La storia della Renault Fluence Z.E. è già finita. La berlina elettrica della casa francese è stata una meteora nell’industria automobilistica e, nonostante le grandi ambizioni, è tramontata nel silenzio. La produzione dell’auto elettrica è terminata negli stabilimenti Renault in Turchia, principalmente a causa dello scarso successo commerciale unito a delle prospettive per il futuro che non lasciavano presagire nulla di buono. La molla, per questa tre volumi a zero emissioni, è scattata dopo il fallimento di Better Place a metà del 2013. L’azienda israeliana aveva un progetto ambizioso: costruire una rete di stazioni di rifornimento per auto elettriche con il sistema quick drop. Le batterie, cioè, in questi speciali distributori non venivano caricate ma sostituite, permettendo così agli automobilisti di fare una sosta breve, come per un rifornimento di benzina.

I costi di gestione di questo progetto hanno però superato ogni prospettiva, senza garantire guadagni. E il risultato è stata la perdita di oltre 850 milioni di dollari. Better Place aveva come punti di partenza i mercati di Israele e Danimarca, con un’attenzione particolare alle flotte aziendali, che avrebbero potuto essere i migliori clienti di questo servizio. Le consegne sono state inferiori alle previsioni più negative, con mille esemplari in Israele e soli 240 in Danimarca e una produzione complessiva inferiore alle 3mila unità. Con questi numeri non c’è stata altra soluzione, se non l’addio alla Fluence Z.E. Troppo difficile trovare un mercato per un’automobile di questo tipo, che però continuerà la sua vita all’interno dei confini della Corea del Sud, con il nome di Samsung SM3 ZE e che viene prodotta nello stabilimento di Busan.

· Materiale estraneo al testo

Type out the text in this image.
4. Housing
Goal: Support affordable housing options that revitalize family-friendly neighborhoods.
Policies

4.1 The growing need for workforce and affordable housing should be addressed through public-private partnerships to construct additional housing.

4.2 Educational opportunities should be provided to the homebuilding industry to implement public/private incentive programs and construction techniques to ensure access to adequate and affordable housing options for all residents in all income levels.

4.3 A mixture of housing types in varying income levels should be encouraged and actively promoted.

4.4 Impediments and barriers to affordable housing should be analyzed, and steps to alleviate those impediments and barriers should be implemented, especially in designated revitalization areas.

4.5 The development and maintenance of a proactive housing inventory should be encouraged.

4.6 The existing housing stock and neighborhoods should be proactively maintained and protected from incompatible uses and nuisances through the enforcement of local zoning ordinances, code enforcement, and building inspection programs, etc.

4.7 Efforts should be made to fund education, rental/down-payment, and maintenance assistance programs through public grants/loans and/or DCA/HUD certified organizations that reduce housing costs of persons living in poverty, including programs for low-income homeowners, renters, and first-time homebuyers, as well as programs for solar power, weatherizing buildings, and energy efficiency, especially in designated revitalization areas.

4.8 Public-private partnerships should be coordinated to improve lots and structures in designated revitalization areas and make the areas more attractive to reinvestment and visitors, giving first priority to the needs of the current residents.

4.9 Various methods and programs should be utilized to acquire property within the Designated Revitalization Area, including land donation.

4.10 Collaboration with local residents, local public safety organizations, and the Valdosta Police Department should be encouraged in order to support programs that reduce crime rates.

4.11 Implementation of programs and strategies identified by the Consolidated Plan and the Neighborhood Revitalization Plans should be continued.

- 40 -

Tra le cause che hanno portato al fallimento di questo progetto c’è anche l’efficienza. Un’elettrica con un’autonomia di 185 chilometri non ha molti usi fuori dalle città, e con i suoi 4,75 metri di lunghezza non è l’ideale per muoversi e trovare parcheggio nelle zone urbane. Inoltre, il prezzo di listino della Fluence Z.E. per l’Italia è di 28.750 euro, al quale va aggiunto il noleggio della batteria, di 82 euro al mese. Insomma, Renault segna un fallimento nella sua corsa all’elettrico, sul quale sta puntando con grande forza. E anche se l’azienda francese non ha comunicato ufficialmente lo stop alle catene di montaggio, il destino è segnato. Meglio puntare su altri prodotti a batterie, a partire da quelli già sul mercato come Zoe, Twizy, Kangoo e la Nissan Leaf.